Not everyone likes to get spooked. Halloween can be a time to be wary of strobing lights, excessive gore and motion-sensor-activated ghosts. If you have a child who is sensitive to stimulation, consider these alternative activities.
Hand out treats from home.
One way to ensure a calm environment is to not stray from home. Celebrate the spirit of the holiday by putting on a charming movie such as “It’s the Great Pumpkin, Charlie Brown” and handing out candy to trick-or-treaters.
Host a low-key, friends-only party.
Keep it chill with a friends-only party that you know your sensitive kid will enjoy. You control the menu, activities and soundtrack. Everybody loves those classic “dirt cups” that are made out of Oreos, pudding and gummy worms; making popcorn balls is always a fun hands-on activity; and who doesn’t love dancing to “Monster Mash”?

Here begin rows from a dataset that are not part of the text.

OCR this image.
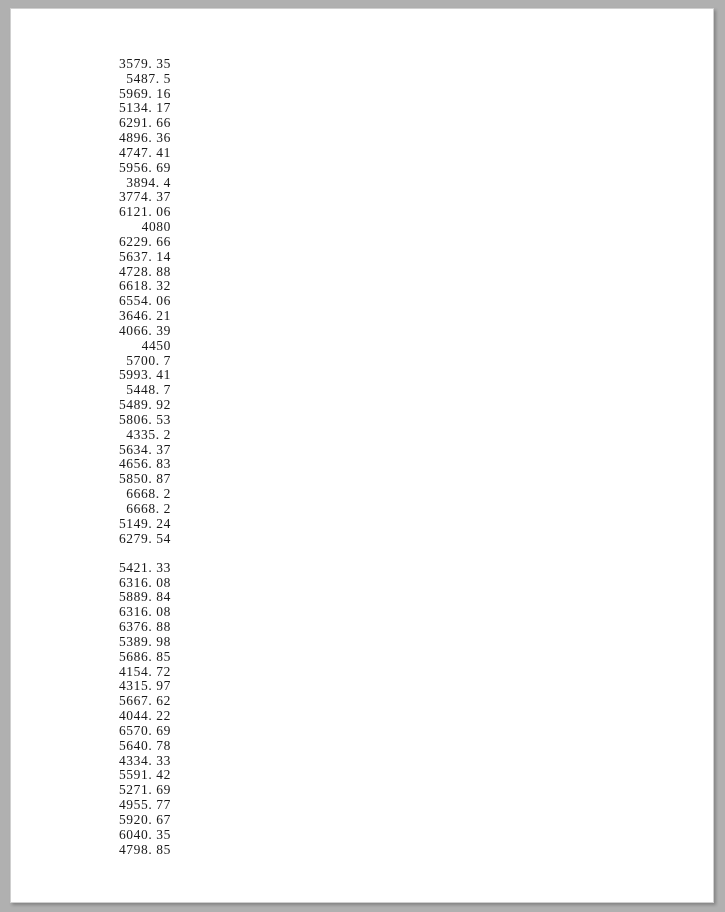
3579. 35
5487. 5
5969. 16
5134. 17
6291. 66
4896. 36
4747. 41
5956. 69
3894. 4
3774. 37
6121. 06
4080
6229. 66
5637. 14
4728. 88
6618. 32
6554. 06
3646. 21
4066. 39
4450
5700. 7
5993. 41
5448. 7
5489. 92
5806. 53
4335. 2
5634. 37
4656. 83
5850. 87
6668. 2
6668. 2
5149. 24
6279. 54
5421. 33
6316. 08
5889. 84
6316. 08
6376. 88
5389. 98
5686. 85
4154. 72
4315. 97
5667. 62
4044. 22
6570. 69
5640. 78
4334. 33
5591. 42
5271. 69
4955. 77
5920. 67
6040. 35
4798. 85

Check out community events near you.
Not everyone is into Halloween. Some churches and community centers offer alternative “harvest parties” that are open to all and celebrate fall-themed fun, costumes, food and games without the spookery. Civic organizations get in on this, too. A quick Google search for events happening in your area should give you plenty of options.
Trick-or-treat at local businesses.
There are plenty of pros to this plan: Well-lit, safe and friendly, bottomless buckets of candy at your disposal — check, check, check. You could also pull that classic parent hack of picking up some shopping essentials while you’re out. You didn’t think you’d get the full day off for the holiday, did you?